Led by Michel Goedert, program leader at the Laboratory of Molecular Biology at the Medical Research Council in Cambridge, England, the group published the findings of their study, which showed that the abnormal filaments, or threads inside of cells, were observable, giving hope that their presence could be tested for via PET scans.
Positron emission tomography, or PET, scans are tests that use a radioactive compound, or radio tracer, that is injected into patients to create images of biochemical processes in the brain and other parts of the body.
Researchers have been developing radio tracers for use in studies of football players and others with head trauma to see if those tracers bind to the tau protein associated with C.T.E. and inflammation in the brain.

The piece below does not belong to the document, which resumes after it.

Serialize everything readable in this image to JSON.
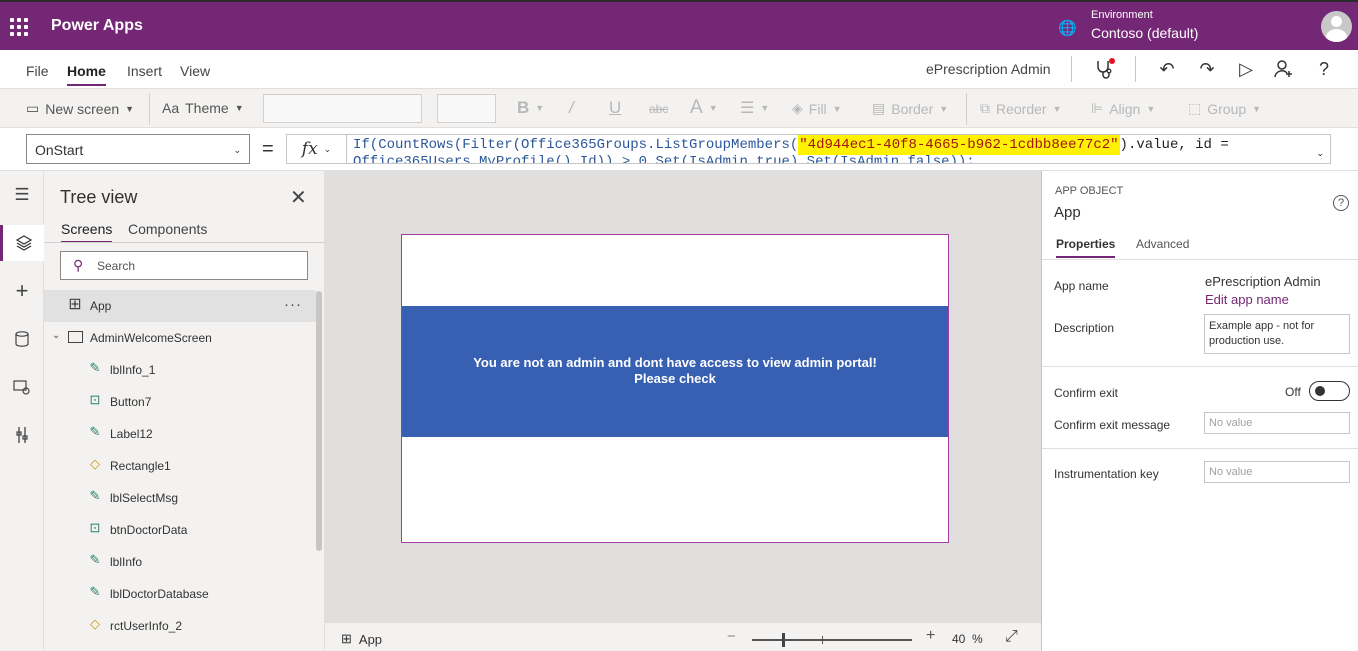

“We are getting very close to advancing new radio tracers in humans to image the tau that is more prevalent in C.T.E.,” said Neil Vasdev, a radiochemist at the University of Toronto who is developing several promising radio tracers that focus on identifying the C.T.E. tau protein. “I like to think that we’re within two to five years, not 10 years” of developing a test for C.T.E. in the living.
Doctors leading C.T.E. research have for years said that a diagnostic test for the living was five to 10 years away. The expectation that the finish line is moving up marks a significant change in forecast for research that is complicated by a relatively small sample size of study participants and the need for long-range studies. But identifying tracers that can be seen on PET scans could lead to diagnosing C.T.E. before its symptoms are apparent.
“In principle, this should make it possible to seek to diagnose these deposits at an early stage,” Goedert said. “You have to be able to identify people who have some of these deposits in their brains before they have symptoms.”
Still, doctors like Gil Rabinovici at the University of California, San Francisco, have hit stumbling blocks to employing tracer technology. Rabinovici’s work examines how one tracer, MK-6240, attaches to C.T.E. tau in the brain of several dozen former N.F.L. players. The signal from those radio tracers thus far has been weak.
“It is quite difficult because you don’t know if they have C.T.E. in life, and if you use the scan, you can’t immediately say ‘aha’ and have a level of truth in the scan,” he said.
The good news, Rabinovici said, is that the tau proteins in Alzheimer’s and C.T.E. have more similarities than differences, so researchers can use some of the same techniques for tests.
“I don’t think we need to start from scratch,” he said. “That’s where I’m cautiously optimistic we’ll find a tracer that works.”